So many questions. So little time…maybe. I’ve just started reading a book about reincarnation, a subject that I’ve been trained to avoid. Good Christians don’t venture into places they’ve been told not to go. The church knows you shouldn’t intermingle with heathens because they’ll pollute you, draw you into their clutches, and you’ll be lost forever. It will lose its grasp on your mind, and further, your actions.
Moses told the children of Israel not to marry outsiders. They will draw you away from the truth you’ve been taught and into idol worship. Then Moses went and married an Ethiopian woman. Maybe that’s another reason why Moses never got into the Promised Land. He was pulled to the darkside by a pagan.
But I digress. Reincarnation. I don’t know much about it, only what I read in the Bible. “Who are you, John, son of Zechariah and Elizabeth? Are you Elijah? Are you the Prophet?”
Why would faithful, religious Jews ask silly questions like that?
They were asking if John was Elijah because of a reference in Malachi 4:1-6 that says Elijah will precede the coming day of the Lord. The question is this: is this ominous day of the Lord when those who are arrogant and evil doers will be stubble and the day that is coming will set them on fire. The fire reference in chapter 3 is a refiner’s fire and not “hell fire.” The Elijah figure will precede the Messiah, and the result will cause some to be purified.
I remember that Elisha asked Elijah for a double portion of his spirit before he was taken up in the chariot of fire. Prophets normally divided up their spirit among their followers. Elisha was asking for twice as much as the others.
Who will I divide up my spirit and give it to when I go up in my fiery chariot?
Jesus confirmed in Matt. 11:14 and 17:11 that John the Baptist was the Elijah referred to in the OT. Jesus said Elijah had come back. Does that mean Jesus believed in reincarnation?
Later, Herod thought Jesus was John the Baptist returning from the dead. How could John the Baptist come back in a man who was six months younger than him? Like I said, I don’t know any details about reincarnation that would indicate your spirit could return in the same time period and in a body already grown.
A few things have come across my desk lately that tell me the church, in its wisdom, removed some references to reincarnation from the Bible. It looks like they forgot a few. I’m told there’s a lot of research on this topic. But the church says I’m not supposed to go there. So I haven’t…yet.
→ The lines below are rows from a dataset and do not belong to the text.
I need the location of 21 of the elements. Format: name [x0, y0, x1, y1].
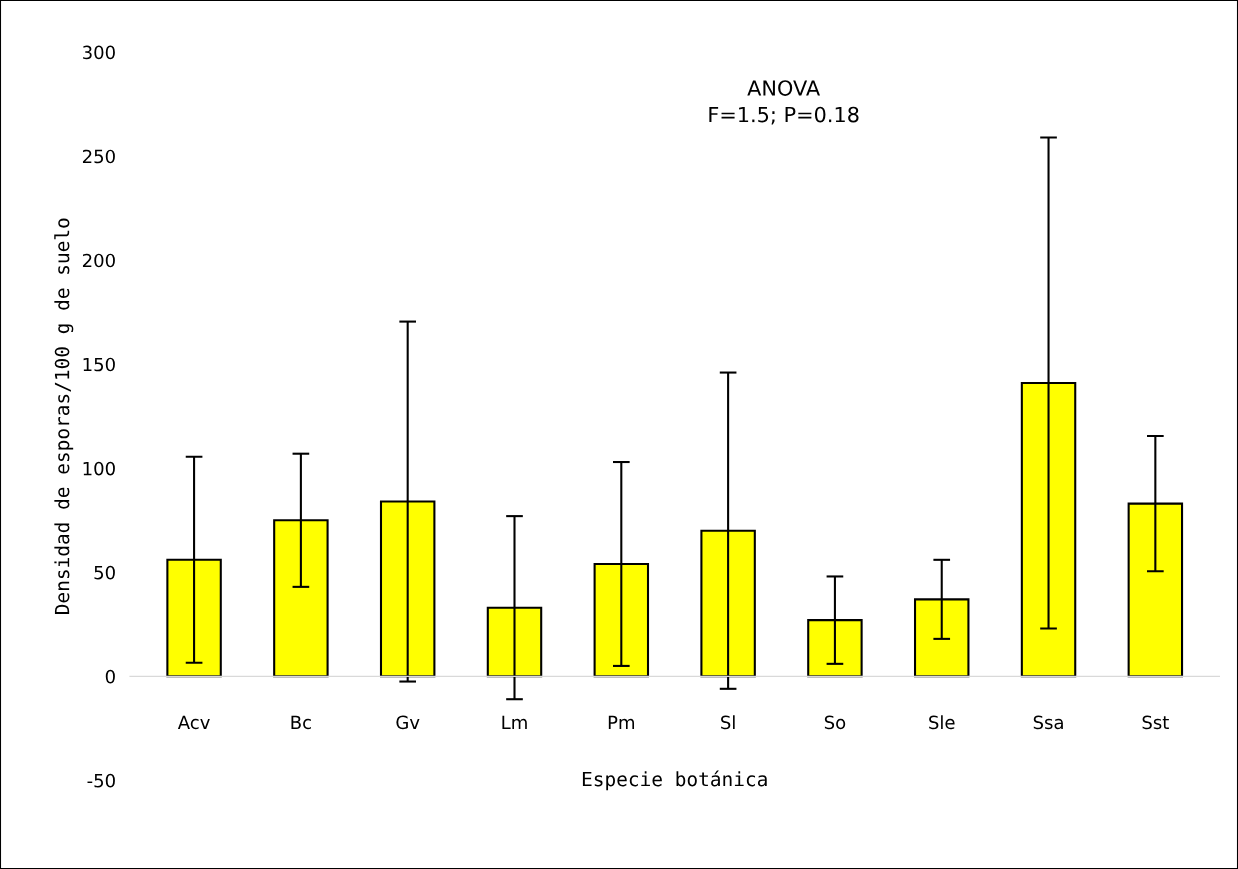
- y-tick-label: 300: [83, 45, 115, 60]
- x-tick-label: Sl: [721, 715, 735, 730]
- y-tick-label: 200: [82, 253, 115, 268]
- x-tick-label: Gv: [396, 715, 420, 730]
- y-axis-title: Densidad de esporas/100 g de suelo: [54, 218, 74, 614]
- y-tick-label: 50: [94, 565, 115, 580]
- x-tick-label: Pm: [608, 715, 635, 729]
- x-tick-label: So: [824, 715, 846, 730]
- x-tick-label: Lm: [502, 715, 527, 729]
- x-tick-label: Sst: [1142, 715, 1169, 730]
- x-tick-label: Sle: [929, 715, 955, 730]
- x-tick-label: Bc: [291, 715, 311, 730]
- y-tick-label: 250: [82, 149, 115, 164]
- x-tick-label: Ssa: [1033, 715, 1063, 730]
- y-tick-label: -50: [87, 773, 115, 788]
- y-tick-label: 100: [83, 461, 115, 476]
- x-tick-label: Acv: [177, 715, 210, 730]
- y-tick-label: 150: [83, 357, 115, 372]
- x-axis-title: Especie botánica: [582, 770, 767, 791]
- annotation: ANOVA F=1.5; P=0.18: [709, 80, 859, 125]
- y-tick-label: 0: [105, 669, 115, 684]
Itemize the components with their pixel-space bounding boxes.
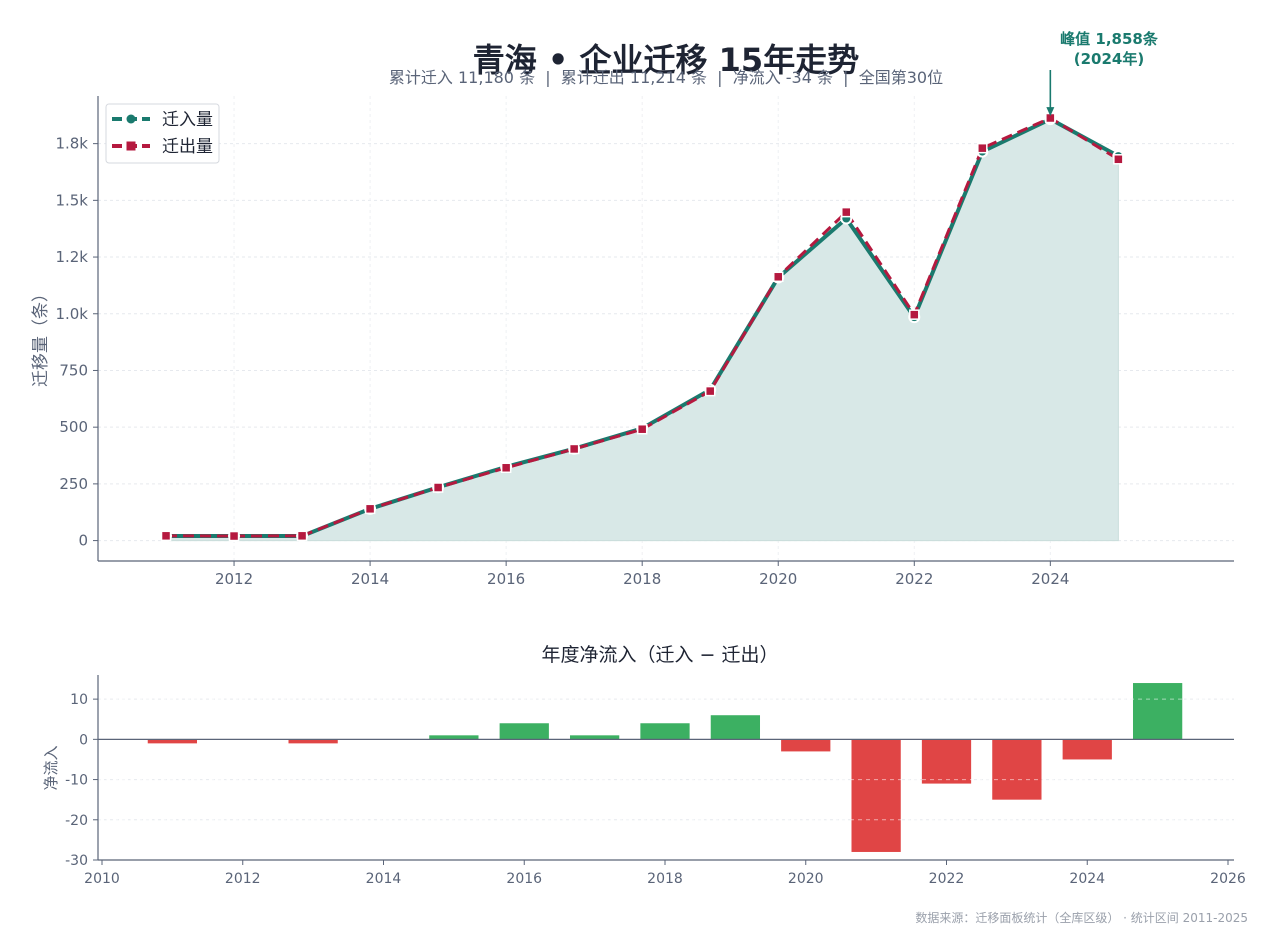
chart-subtitle: 累计迁入 11,180 条 | 累计迁出 11,214 条 | 净流入 -34 …	[389, 68, 943, 87]
top-y-tick-label: 1.0k	[55, 305, 88, 323]
net-flow-bar	[499, 723, 549, 740]
bottom-x-tick-label: 2014	[366, 871, 402, 887]
net-flow-bar	[640, 723, 690, 740]
outflow-point	[364, 503, 376, 515]
legend-outflow-marker	[126, 141, 136, 151]
net-flow-bar	[147, 739, 198, 744]
outflow-point	[977, 142, 988, 154]
bottom-y-tick-label: -20	[65, 813, 88, 829]
bottom-chart-title: 年度净流入（迁入 − 迁出）	[542, 644, 779, 666]
top-ylabel: 迁移量（条）	[31, 285, 51, 387]
outflow-point	[636, 423, 648, 435]
top-x-tick-label: 2012	[215, 570, 253, 588]
outflow-point	[841, 206, 852, 218]
legend-inflow-label: 迁入量	[162, 110, 213, 130]
net-flow-bar	[781, 739, 831, 752]
net-flow-bar	[569, 735, 620, 740]
net-flow-bar	[288, 739, 338, 744]
top-x-tick-label: 2014	[351, 570, 389, 588]
bottom-y-tick-label: 0	[79, 732, 88, 748]
bottom-x-tick-label: 2020	[788, 871, 824, 887]
bottom-x-tick-label: 2022	[929, 871, 965, 887]
net-flow-bar	[1132, 683, 1183, 740]
bottom-y-tick-label: -30	[65, 853, 88, 869]
bottom-x-tick-label: 2016	[506, 871, 542, 887]
top-marks	[160, 112, 1125, 543]
top-x-tick-label: 2024	[1031, 570, 1069, 588]
top-x-tick-label: 2018	[623, 570, 661, 588]
outflow-point	[772, 271, 784, 283]
top-y-tick-label: 0	[78, 532, 88, 550]
outflow-point	[296, 530, 308, 542]
top-y-tick-label: 500	[59, 418, 88, 436]
peak-annotation: 峰值 1,858条 (2024年)	[1046, 30, 1159, 117]
outflow-point	[500, 462, 512, 474]
top-x-tick-label: 2016	[487, 570, 525, 588]
bottom-y-tick-label: 10	[70, 692, 88, 708]
top-x-tick-label: 2022	[895, 570, 933, 588]
bottom-x-tick-label: 2012	[225, 871, 261, 887]
bottom-x-tick-label: 2018	[647, 871, 683, 887]
outflow-point	[160, 530, 172, 542]
peak-annotation-line1: 峰值 1,858条	[1060, 30, 1159, 48]
top-y-tick-label: 1.5k	[55, 191, 88, 209]
bottom-x-tick-label: 2024	[1069, 871, 1105, 887]
footer-source: 数据来源：迁移面板统计（全库区级） · 统计区间 2011-2025	[915, 910, 1248, 925]
bottom-bars	[98, 683, 1234, 861]
top-y-tick-label: 250	[59, 475, 88, 493]
outflow-point	[909, 309, 920, 320]
bottom-x-tick-label: 2010	[84, 871, 120, 887]
top-x-tick-label: 2020	[759, 570, 797, 588]
bottom-axes: -30 -20 -10 0 10 2010 2012 2014 2016 2018 2020 2022…	[65, 675, 1246, 887]
outflow-point	[704, 385, 716, 397]
legend: 迁入量 迁出量	[105, 103, 220, 164]
net-flow-bar	[851, 739, 901, 852]
outflow-line	[166, 116, 1120, 538]
peak-annotation-line2: (2024年)	[1074, 50, 1144, 68]
legend-inflow-marker	[126, 114, 136, 124]
chart-title: 青海 • 企业迁移 15年走势	[473, 41, 859, 79]
bottom-y-tick-label: -10	[65, 773, 88, 789]
net-flow-bar	[992, 739, 1042, 800]
bottom-x-tick-label: 2026	[1210, 871, 1246, 887]
top-y-tick-label: 1.8k	[55, 135, 88, 153]
outflow-point	[568, 443, 580, 455]
bottom-ylabel: 净流入	[42, 745, 60, 790]
top-axes: 0 250 500 750 1.0k 1.2k 1.5k 1.8k 2012 2014 2016 20…	[55, 96, 1234, 588]
outflow-point	[1113, 154, 1124, 165]
outflow-point	[228, 530, 240, 542]
legend-outflow-label: 迁出量	[162, 137, 213, 157]
net-flow-bar	[710, 715, 761, 740]
top-y-tick-label: 1.2k	[55, 248, 88, 266]
top-y-tick-label: 750	[59, 361, 88, 379]
net-flow-bar	[429, 735, 479, 740]
net-flow-bar	[1062, 739, 1112, 760]
outflow-point	[432, 482, 444, 493]
peak-arrow-head	[1046, 107, 1055, 117]
net-flow-bar	[921, 739, 972, 784]
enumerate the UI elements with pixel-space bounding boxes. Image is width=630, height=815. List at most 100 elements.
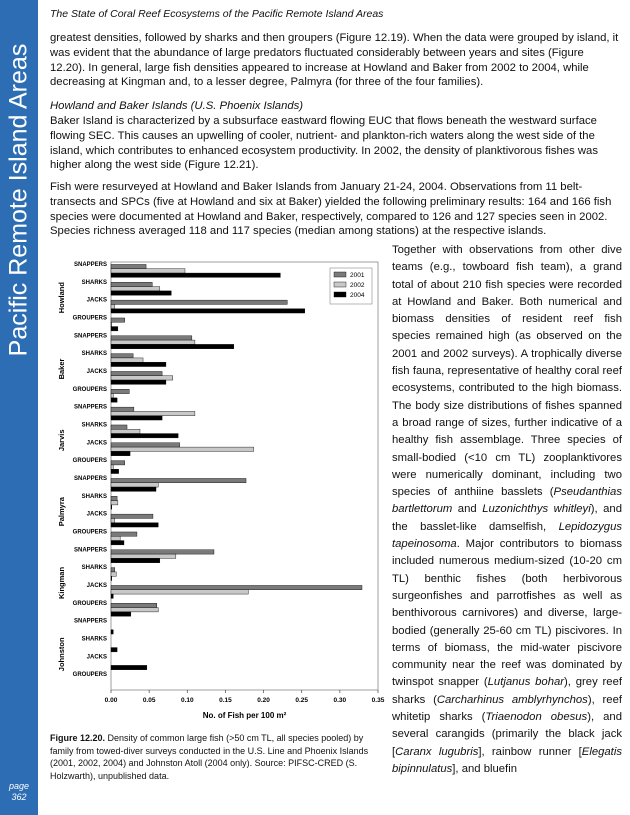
group-label: Palmyra <box>57 496 66 526</box>
text-run: Together with observations from other di… <box>392 244 622 499</box>
bar <box>110 513 154 519</box>
group-label: Jarvis <box>57 429 66 451</box>
category-label: SNAPPERS <box>74 547 107 553</box>
bar <box>110 593 114 599</box>
bar <box>110 406 135 412</box>
legend-swatch <box>333 291 347 298</box>
bar <box>110 344 235 349</box>
caption-label: Figure 12.20. <box>50 733 106 743</box>
bar <box>110 446 254 452</box>
bar <box>110 607 159 613</box>
right-column: Together with observations from other di… <box>392 242 622 782</box>
page-num: 362 <box>11 792 27 802</box>
category-label: GROUPERS <box>73 601 107 607</box>
species-name: Triaenodon obesus <box>485 711 588 724</box>
x-axis-label: No. of Fish per 100 m² <box>203 711 287 720</box>
bar <box>110 442 180 448</box>
species-name: Lutjanus bohar <box>487 676 565 689</box>
bar <box>110 317 125 323</box>
legend-label: 2001 <box>350 272 365 279</box>
bar <box>110 326 119 332</box>
text-run: and <box>452 503 483 516</box>
bar <box>110 322 112 327</box>
legend-swatch <box>333 281 347 288</box>
x-tick-label: 0.00 <box>105 697 118 704</box>
category-label: SNAPPERS <box>74 405 107 411</box>
bar <box>110 469 119 474</box>
x-tick-label: 0.25 <box>295 697 308 704</box>
category-label: SHARKS <box>82 351 107 357</box>
bar <box>110 567 116 573</box>
category-label: JACKS <box>87 369 107 375</box>
bar <box>110 415 163 421</box>
bar <box>110 611 132 617</box>
bar <box>110 379 167 385</box>
category-label: GROUPERS <box>73 458 107 464</box>
bar <box>110 286 161 292</box>
category-label: SHARKS <box>82 494 107 500</box>
bar <box>110 411 196 416</box>
bar <box>110 585 363 590</box>
category-label: SNAPPERS <box>74 333 107 339</box>
bar <box>110 393 114 399</box>
category-label: JACKS <box>87 654 107 660</box>
bar <box>110 304 116 309</box>
bar <box>110 496 118 501</box>
text-run: ], rainbow runner [ <box>478 745 582 758</box>
bar <box>110 603 157 608</box>
x-tick-label: 0.05 <box>143 697 156 704</box>
category-label: SNAPPERS <box>74 476 107 482</box>
category-label: JACKS <box>87 440 107 446</box>
bar <box>110 299 288 305</box>
page-number: page 362 <box>0 781 38 803</box>
section-heading: Howland and Baker Islands (U.S. Phoenix … <box>50 100 304 112</box>
category-label: JACKS <box>87 298 107 304</box>
page-word: page <box>8 781 30 791</box>
bar <box>110 272 281 278</box>
paragraph: Fish were resurveyed at Howland and Bake… <box>50 181 612 238</box>
text-run: ), and the basslet-like damselfish, <box>392 503 622 533</box>
bar <box>110 451 131 456</box>
bar <box>110 264 147 269</box>
bar <box>110 371 163 376</box>
group-label: Kingman <box>57 567 66 600</box>
bar <box>110 540 125 546</box>
category-label: SHARKS <box>82 422 107 428</box>
category-label: GROUPERS <box>73 315 107 321</box>
bar <box>110 504 112 510</box>
bar <box>110 500 119 506</box>
bar <box>110 424 128 430</box>
bar <box>110 531 138 537</box>
bar <box>110 589 249 595</box>
species-name: Lepidozygus tapeinosoma <box>392 520 622 551</box>
bar <box>110 290 172 296</box>
sidebar-title: Pacific Remote Island Areas <box>4 43 33 357</box>
species-name: Caranx lugubris <box>395 745 479 758</box>
x-tick-label: 0.15 <box>219 697 232 704</box>
plot-area <box>110 261 379 691</box>
x-tick-label: 0.30 <box>334 697 347 704</box>
bar <box>110 397 118 403</box>
bar <box>110 629 114 635</box>
legend-label: 2004 <box>350 292 365 299</box>
x-tick-label: 0.35 <box>372 697 385 704</box>
species-name: Carcharhinus amblyrhynchos <box>436 693 588 706</box>
text-run: ), reef whitetip sharks ( <box>392 693 622 724</box>
bar <box>110 339 196 345</box>
group-label: Baker <box>57 359 66 380</box>
bar <box>110 647 118 653</box>
bar <box>110 335 193 341</box>
text-run: ], and bluefin <box>452 762 517 775</box>
bar <box>110 571 117 577</box>
bar <box>110 665 148 670</box>
bar <box>110 522 159 528</box>
species-name: Pseudanthias bartlettorum <box>392 486 622 516</box>
bar <box>110 362 167 367</box>
category-label: GROUPERS <box>73 387 107 393</box>
species-name: Elegatis bipinnulatus <box>392 745 622 775</box>
bar <box>110 268 186 274</box>
bar <box>110 353 134 359</box>
category-label: SHARKS <box>82 280 107 286</box>
category-label: JACKS <box>87 583 107 589</box>
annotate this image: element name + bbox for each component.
I’m still very leery that it’s a waste of time.
But if there’s any truth to it…I wonder who I was before I became me: If I was a biblical character, was I the apostle himself? Was I Herod? Was I Judas? Was I Mary Magdeline? Was I the eunuch from Ethiopia? Was I Lazarus lying at the gate of the rich man? Was I the centurion at the foot of the cross?
And then I wonder, was I Attila the Hun? Was I Aristotle? Was I one of the Indians in Calcutta who died in the arms of Mother Teresa? Was I a Jew in one of Hitler’s gas chambers? Was I one of the Japanese vaporized in Hiroshima? Was I ever an aborted fetus?
Of course, this leads to other questions. Who might I become in the future? Will I be any smarter? Will I be black? Will I be Arab or Chinese? Will I be Muslim or Hindu? Will I be gay? Will I be poor? Will I be female? Will I move forward from where I am today? And if I come back, will the earth be even more polluted? Is what I’m doing today going to affect the environment in which I’m going to live in my next life? And am I allowed to ask these questions?
Oh, wait. I don’t believe in reincarnation. Except in heaven…wherever that may be.